34736 Assessing the Successful Implementation of the Surgical Management and Reconstructive Training (SMART) Course in Nepal: Competency Test Data from Two Consecutive Years

Sunday, September 30, 2018: 11:00 AM
Sravya Challa, BS , Department of Orthopaedic Surgery, University of California San Francisco, San Francisco, CA
Hao-Hua Wu, MD , Department of Orthopaedic Surgery, University of California San Francisco, San Francisco, CA
Justin Gillenwater, MD , Division of Plastic and Reconstructive Surgery, University of Southern California, Los Angeles, CA
Ralph Richard Coughlin, MD, MSc , Department of Orthopaedic Surgery, University of California San Francisco, San Francisco, CA
David W Shearer, MD, MPH , Department of Orthopaedic Surgery, University of California San Francisco, San Francisco, CA
Michael J Terry, MD , Plastic Surgery, University of California San Francisco, San Francisco, CA

Introduction: In low and middle-income countries (LMICs), lack of access to specialists hinders management of the severe soft-tissue injuries that accompany many fractures.

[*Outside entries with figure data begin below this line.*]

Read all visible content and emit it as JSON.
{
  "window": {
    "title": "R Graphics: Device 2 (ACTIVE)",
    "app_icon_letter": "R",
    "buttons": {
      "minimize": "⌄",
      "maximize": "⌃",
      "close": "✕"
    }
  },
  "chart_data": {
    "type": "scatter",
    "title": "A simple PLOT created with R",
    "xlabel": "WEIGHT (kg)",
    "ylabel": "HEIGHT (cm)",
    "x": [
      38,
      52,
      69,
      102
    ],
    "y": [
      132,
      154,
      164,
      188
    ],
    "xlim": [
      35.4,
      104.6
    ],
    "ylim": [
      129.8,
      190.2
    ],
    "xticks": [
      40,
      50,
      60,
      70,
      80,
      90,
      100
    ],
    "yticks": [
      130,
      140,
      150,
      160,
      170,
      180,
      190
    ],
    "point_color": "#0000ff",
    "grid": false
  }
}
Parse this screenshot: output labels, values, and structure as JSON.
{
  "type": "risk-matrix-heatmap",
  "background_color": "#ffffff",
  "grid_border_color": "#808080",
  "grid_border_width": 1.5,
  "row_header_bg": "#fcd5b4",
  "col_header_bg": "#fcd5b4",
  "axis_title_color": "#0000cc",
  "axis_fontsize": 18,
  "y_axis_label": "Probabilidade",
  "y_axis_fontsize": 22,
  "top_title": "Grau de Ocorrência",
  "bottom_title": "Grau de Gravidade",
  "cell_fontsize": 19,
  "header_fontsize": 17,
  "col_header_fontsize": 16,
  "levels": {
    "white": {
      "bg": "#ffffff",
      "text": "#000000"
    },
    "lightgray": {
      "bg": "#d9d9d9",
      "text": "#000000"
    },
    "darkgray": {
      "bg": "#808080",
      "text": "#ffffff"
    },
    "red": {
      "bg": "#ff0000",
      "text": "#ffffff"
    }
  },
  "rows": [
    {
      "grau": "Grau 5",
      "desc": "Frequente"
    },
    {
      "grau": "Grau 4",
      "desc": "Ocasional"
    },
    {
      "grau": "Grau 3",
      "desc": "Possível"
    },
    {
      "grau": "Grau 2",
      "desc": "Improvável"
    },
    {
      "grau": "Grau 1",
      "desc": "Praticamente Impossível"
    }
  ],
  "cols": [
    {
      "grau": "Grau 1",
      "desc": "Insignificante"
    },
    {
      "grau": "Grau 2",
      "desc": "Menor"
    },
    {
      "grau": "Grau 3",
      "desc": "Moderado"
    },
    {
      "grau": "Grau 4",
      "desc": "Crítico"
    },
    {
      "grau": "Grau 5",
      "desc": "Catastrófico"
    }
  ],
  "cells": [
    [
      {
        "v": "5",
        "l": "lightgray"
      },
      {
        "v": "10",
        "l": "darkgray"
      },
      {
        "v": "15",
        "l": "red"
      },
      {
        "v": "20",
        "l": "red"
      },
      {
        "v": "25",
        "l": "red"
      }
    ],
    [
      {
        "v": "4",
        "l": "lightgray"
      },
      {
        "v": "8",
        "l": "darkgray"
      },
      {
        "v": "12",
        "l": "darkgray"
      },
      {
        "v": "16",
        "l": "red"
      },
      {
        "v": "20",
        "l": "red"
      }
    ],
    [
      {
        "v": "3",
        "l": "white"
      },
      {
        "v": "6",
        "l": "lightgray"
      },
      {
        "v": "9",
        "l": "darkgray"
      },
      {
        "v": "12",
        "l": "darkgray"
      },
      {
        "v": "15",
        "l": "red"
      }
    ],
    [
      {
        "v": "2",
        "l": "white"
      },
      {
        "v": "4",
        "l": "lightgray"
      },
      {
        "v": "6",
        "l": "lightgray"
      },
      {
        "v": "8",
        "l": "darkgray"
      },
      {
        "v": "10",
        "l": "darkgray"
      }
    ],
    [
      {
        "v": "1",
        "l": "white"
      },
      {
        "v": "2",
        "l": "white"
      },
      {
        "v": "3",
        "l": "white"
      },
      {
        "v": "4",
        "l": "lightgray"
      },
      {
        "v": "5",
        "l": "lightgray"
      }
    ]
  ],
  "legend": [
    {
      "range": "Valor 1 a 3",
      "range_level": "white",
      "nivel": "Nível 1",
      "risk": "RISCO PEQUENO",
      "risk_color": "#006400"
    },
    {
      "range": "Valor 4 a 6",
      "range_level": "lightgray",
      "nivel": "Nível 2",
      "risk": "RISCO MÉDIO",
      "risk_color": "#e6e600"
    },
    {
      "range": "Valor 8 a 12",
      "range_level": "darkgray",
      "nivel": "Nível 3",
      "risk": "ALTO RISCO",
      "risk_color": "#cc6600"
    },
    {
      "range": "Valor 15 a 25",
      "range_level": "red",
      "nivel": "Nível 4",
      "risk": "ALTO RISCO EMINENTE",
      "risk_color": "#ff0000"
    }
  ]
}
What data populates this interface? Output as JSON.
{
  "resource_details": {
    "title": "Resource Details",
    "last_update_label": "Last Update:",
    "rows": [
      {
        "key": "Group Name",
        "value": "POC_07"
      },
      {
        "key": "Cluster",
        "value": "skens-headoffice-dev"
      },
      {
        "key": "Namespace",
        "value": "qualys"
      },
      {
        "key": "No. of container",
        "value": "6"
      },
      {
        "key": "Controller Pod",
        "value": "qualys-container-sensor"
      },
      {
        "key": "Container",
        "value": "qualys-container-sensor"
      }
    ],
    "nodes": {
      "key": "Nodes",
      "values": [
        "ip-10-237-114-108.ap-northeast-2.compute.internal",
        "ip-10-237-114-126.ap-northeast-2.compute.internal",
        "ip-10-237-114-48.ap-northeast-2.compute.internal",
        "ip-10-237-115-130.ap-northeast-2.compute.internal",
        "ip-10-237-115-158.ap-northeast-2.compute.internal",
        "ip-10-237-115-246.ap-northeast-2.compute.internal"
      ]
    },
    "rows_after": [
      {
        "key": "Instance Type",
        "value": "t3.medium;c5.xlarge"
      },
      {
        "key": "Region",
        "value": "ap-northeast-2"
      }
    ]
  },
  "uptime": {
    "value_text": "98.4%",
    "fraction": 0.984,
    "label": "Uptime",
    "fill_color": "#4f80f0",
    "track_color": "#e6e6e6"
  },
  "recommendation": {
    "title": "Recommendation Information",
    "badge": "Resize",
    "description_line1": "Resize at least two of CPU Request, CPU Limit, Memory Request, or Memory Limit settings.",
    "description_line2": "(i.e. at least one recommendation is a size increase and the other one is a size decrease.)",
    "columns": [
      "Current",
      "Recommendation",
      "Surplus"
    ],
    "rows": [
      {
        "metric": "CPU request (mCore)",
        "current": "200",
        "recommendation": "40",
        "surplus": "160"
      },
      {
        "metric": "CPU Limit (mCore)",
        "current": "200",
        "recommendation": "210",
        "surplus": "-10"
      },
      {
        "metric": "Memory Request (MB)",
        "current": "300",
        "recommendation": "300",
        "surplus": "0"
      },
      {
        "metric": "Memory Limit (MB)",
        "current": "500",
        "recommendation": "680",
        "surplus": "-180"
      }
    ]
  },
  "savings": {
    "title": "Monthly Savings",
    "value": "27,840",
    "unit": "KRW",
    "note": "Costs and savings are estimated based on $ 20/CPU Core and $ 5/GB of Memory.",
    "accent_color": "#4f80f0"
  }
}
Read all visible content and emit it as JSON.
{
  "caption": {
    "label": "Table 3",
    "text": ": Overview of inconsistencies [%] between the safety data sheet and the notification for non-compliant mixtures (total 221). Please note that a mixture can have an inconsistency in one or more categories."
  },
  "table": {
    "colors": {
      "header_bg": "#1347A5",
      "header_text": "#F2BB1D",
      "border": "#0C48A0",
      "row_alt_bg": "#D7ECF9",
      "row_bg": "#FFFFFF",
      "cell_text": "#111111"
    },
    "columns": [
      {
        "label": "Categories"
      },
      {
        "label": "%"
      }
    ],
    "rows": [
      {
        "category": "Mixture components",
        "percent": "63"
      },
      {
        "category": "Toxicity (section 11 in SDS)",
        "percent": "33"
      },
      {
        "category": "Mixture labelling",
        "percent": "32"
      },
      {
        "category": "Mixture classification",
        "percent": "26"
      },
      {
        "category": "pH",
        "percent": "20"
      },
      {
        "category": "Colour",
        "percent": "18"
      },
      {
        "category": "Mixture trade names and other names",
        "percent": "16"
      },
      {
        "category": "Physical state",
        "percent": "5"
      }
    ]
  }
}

Patients with such injuries then develop chronic osteomyelitis, resulting eventually in amputation. The SMART course addresses the scarcity of specialists in LMICs by teaching orthopaedic surgeons muscle and fasciocutaneous flaps. This study assesses the effectiveness of the SMART course in improving participant competency. Methods: Sixty-four orthopaedic surgeons from Nepal and Bhutan participated in the Nepal SMART course in 2016 and 2017. Demographic information was collected through a pre-course survey. A competency test with plastic and orthopaedic surgery questions from prior US in-training plastic surgery exams was administered to attendees immediately before and after the course. Data were analyzed for statistically significant differences before and after the course. Results: Overall competency test scores increased from 51.11±16.86% to 72.2±12.76% (p<0.001). Participant scores in the plastics section increased from 48.54±22.44% to 80.29±17.39% (p<0.001). The pre-course scores were higher in 2016 (mean=55.91±17.78%) compared to 2017 (mean=45.98±14.4%; p=0.021). There was a higher increase in overall test scores after the course in 2017 (mean increase=26.66±20.48%; p=0.033) compared to 2016 (mean increase=13.55±25.5%). Conclusions: These results demonstrate that the SMART course improves competency of orthopaedic surgeons in performing common lower extremity flap procedures. The course yielded significantly better results in 2017 compared to 2016, showing that the implementation of the course has been improving. Prospective studies recording short-term outcomes of flap procedures performed by participants will more directly measure the impact of the SMART course.